Maria Bespalaya, Ilya Kostushevich and Vladimir Bespalov sit together on a playground bench in Kyiv.

Once back in Kyiv, they went through a complex four-month process to become Ilya’s legal guardians, which involved talking to therapists, numerous doctor visits, police background checks and a search. government to ensure that the boy had no other living relatives. Various donors, including the Shakhtar Donetsk Football Club, helped provide financial support that enabled the family to find a comfortable home.

“Now we have this love, this love that makes you family. We didn’t have this baby, but our love is real,” Bespalaya said, with Ilya huddled between her and Bespalov on a field bench in game in Kyiv.

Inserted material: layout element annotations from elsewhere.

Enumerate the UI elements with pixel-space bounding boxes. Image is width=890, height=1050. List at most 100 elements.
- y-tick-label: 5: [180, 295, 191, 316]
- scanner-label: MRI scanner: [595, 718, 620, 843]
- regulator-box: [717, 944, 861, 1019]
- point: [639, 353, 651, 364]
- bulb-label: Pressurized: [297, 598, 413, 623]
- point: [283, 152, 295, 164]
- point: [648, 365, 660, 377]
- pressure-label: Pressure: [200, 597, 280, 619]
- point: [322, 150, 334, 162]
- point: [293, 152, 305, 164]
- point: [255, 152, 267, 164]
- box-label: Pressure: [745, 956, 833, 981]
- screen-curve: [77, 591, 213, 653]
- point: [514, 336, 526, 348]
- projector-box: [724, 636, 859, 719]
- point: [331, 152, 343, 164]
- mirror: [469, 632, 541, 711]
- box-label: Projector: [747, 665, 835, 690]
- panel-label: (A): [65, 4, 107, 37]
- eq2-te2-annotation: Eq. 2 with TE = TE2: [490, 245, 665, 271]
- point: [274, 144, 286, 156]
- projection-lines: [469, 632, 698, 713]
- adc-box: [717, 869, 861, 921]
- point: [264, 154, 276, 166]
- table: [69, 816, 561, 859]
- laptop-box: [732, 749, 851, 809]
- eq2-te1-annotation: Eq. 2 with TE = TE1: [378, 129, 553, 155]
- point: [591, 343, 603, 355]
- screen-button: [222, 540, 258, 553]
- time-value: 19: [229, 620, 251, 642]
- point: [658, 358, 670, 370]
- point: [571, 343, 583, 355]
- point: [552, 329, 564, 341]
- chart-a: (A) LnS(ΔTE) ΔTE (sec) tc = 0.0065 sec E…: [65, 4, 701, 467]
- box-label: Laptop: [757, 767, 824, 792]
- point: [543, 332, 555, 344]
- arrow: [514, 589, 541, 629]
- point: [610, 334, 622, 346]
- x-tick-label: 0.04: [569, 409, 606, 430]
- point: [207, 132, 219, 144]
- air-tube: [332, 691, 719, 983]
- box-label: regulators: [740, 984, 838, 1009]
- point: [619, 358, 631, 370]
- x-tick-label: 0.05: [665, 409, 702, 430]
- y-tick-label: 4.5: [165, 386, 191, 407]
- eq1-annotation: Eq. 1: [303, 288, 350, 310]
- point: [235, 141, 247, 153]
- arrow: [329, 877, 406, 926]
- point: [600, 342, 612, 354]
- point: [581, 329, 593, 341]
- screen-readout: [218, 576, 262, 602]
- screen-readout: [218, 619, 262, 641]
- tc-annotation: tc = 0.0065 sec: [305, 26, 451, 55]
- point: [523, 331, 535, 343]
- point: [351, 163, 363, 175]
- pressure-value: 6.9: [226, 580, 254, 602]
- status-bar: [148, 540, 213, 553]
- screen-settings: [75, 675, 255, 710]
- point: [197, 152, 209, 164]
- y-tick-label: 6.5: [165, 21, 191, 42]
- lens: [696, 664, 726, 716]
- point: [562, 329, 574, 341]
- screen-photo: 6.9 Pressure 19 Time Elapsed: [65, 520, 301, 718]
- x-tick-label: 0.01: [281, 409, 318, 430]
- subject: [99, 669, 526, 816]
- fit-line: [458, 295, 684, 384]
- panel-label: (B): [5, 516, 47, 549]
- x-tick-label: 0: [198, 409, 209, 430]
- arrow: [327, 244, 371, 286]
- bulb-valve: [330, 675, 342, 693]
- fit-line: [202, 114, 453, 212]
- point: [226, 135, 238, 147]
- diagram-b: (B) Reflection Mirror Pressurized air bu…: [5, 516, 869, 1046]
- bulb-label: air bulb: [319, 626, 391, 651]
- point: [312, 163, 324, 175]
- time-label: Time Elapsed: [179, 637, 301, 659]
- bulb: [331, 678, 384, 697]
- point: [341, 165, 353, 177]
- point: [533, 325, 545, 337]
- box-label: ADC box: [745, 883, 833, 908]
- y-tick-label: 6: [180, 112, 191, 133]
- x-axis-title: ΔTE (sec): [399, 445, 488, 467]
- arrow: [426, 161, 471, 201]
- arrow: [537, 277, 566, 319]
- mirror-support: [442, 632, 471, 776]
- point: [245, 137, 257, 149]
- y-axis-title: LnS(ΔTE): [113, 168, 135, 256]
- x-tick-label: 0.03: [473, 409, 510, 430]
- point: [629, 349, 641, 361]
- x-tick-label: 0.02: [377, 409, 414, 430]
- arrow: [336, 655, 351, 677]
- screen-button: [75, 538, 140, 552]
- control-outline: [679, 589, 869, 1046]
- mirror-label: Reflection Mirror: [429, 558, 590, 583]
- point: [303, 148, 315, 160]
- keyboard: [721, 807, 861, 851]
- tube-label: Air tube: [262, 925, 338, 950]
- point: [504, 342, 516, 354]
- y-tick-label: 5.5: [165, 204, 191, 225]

Despite their happiness as a new family unit, life is more difficult for Ilya in the evenings, when the capital suffers power outages caused by Russia’s sustained attacks on the power grid – leaving the family without electricity for hours. in a row.

“Sometimes he’s scared,” Bespalaya said. “He’s hysterical, and he’ll tell me it’s like being back in Mariupol, in the dark.”

But little Ilya learns to cope. As he played with the couple in a candlelit living room during one of the blackouts, he looked up and said, “I’m not afraid of the dark anymore. I know the light will come on again.